First, the panel majority holds that Chief Hahn admitted a possible unlawful motive when, in testimony, he “the whole Leah Begley complaint, internal affairs investigation” was part of the reason for decision. The majority also cites the input of Walstad and Moore into the decision, and “the speed with which [the three] unrelated employment issues were ‘discovered’ immediately after the IA investigation revealed Perez’s affair.” The majority further holds there were credibility problems with each of the three proffered reasons that a jury would have to weigh.

Second, the panel holds that the constitutional right not to be fired for off-duty sexual conduct was already determined by the circuit in Thorne v. City of El Segundo, 726 F.2d 459 (9th Cir. 1983), which held that such an adverse action had to be supported by proof of a “negative impact on job performance or violation of a constitutionally permissible, narrowly drawn regulation.” Thorne, indeed, was “clearly established” law that vitiated the individual officers’ claims of qualified immunity under section 1983.

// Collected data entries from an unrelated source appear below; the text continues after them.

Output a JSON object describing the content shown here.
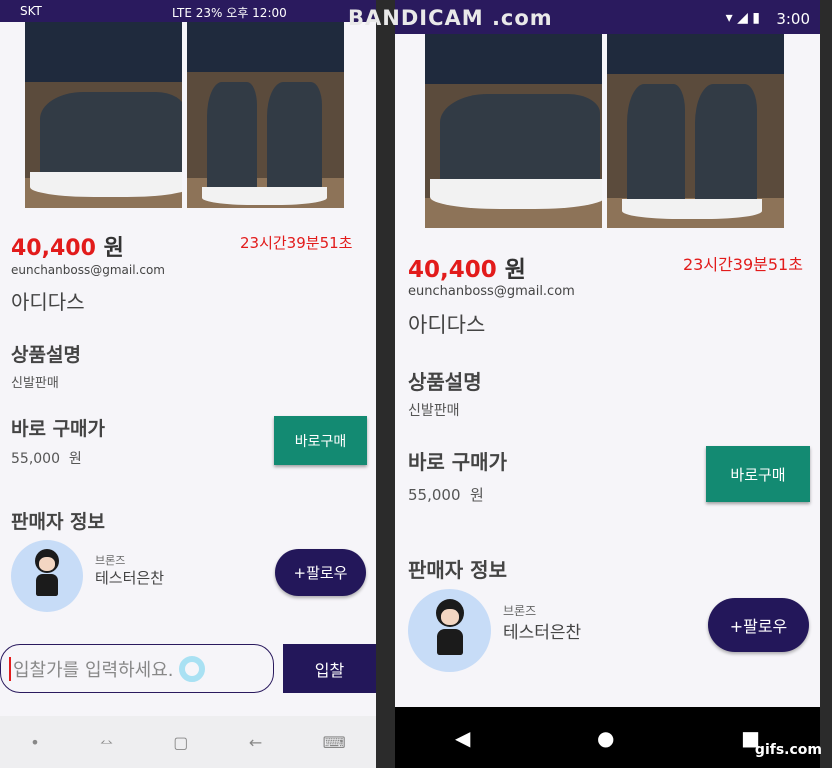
{
  "status_left": {
    "carrier": "SKT",
    "signal": "LTE",
    "battery": "23%",
    "clock": "오후 12:00"
  },
  "status_right": {
    "time": "3:00"
  },
  "watermark": "BANDICAM .com",
  "product": {
    "price_amount": "40,400",
    "price_unit": "원",
    "timer": "23시간39분51초",
    "email": "eunchanboss@gmail.com",
    "brand": "아디다스",
    "desc_title": "상품설명",
    "desc_body": "신발판매",
    "buy_title": "바로 구매가",
    "buy_price": "55,000",
    "buy_unit": "원",
    "buy_button": "바로구매",
    "seller_title": "판매자 정보",
    "seller_rank": "브론즈",
    "seller_name": "테스터은찬",
    "follow_button": "+팔로우"
  },
  "bid": {
    "placeholder": "입찰가를 입력하세요.",
    "button": "입찰"
  },
  "gifs": "gifs.com"
}
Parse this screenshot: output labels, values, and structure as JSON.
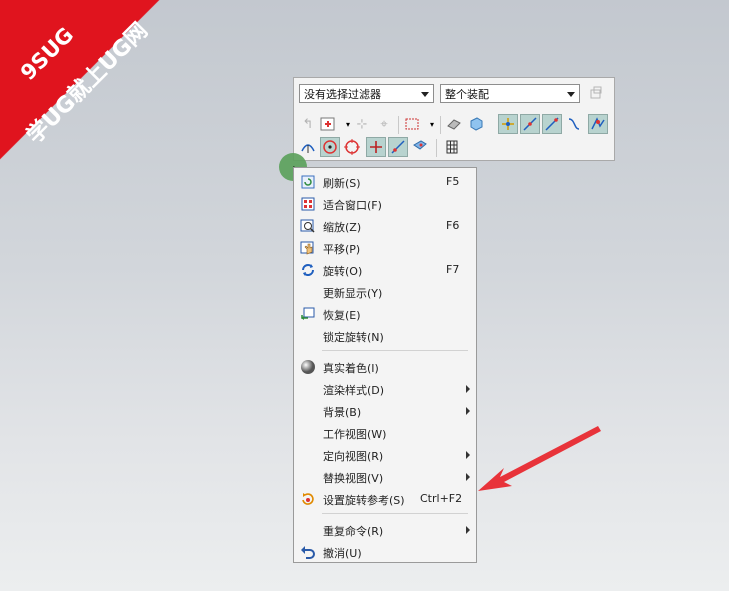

While recognizing that the Fifth and Tenth Circuits have applied a far-more deferential “rational basis” test to such claims, the panel reasons that such a test would be out of keeping with prior circuit case law (Thorne) and that – even under a watered-down standard – defendants’ action here could not be sustained given the absence of any proof that the relationship affected Ms. Perez’s performance. Further, the other circuits’ decisions “fail to appreciate the impact of Lawrence v. Texas, 539 U.S. 558 (2003), on the jurisprudence of the constitutional right to sexual autonomy.”

Concurring, Judge Tashima would hold that summary judgment on the privacy claim should be reversed, but would rely solely on pretext. She would hold that the IA findings and the prejudicial statements of Lieutenant Walstad and Captain Moore could not be imputed to the decisionmaker Chief Hahn.

As for the pretext evidence, Judge Tashima notes that “in the context of terminating a probationary employee, the inference [of the timing of the three reasons] is not as compelling, because in that context, no reason at all need be proffered for the termination and often one isn’t provided at the time, as in this case.” Nevertheless, based on the timeline that Chief Hahn had long known about the affair, “the timing of these three bases permits the inference that Chief Hahn wished to conceal an improper motive with legitimate explanations.” Thus, it was up to a jury to weigh the credibility Chief Hahn’s reasons.

The entire panel affirmed summary judgment on Ms. Perez’s claims of procedural due process (not giving her a name-clearing hearing) and sex discrimination.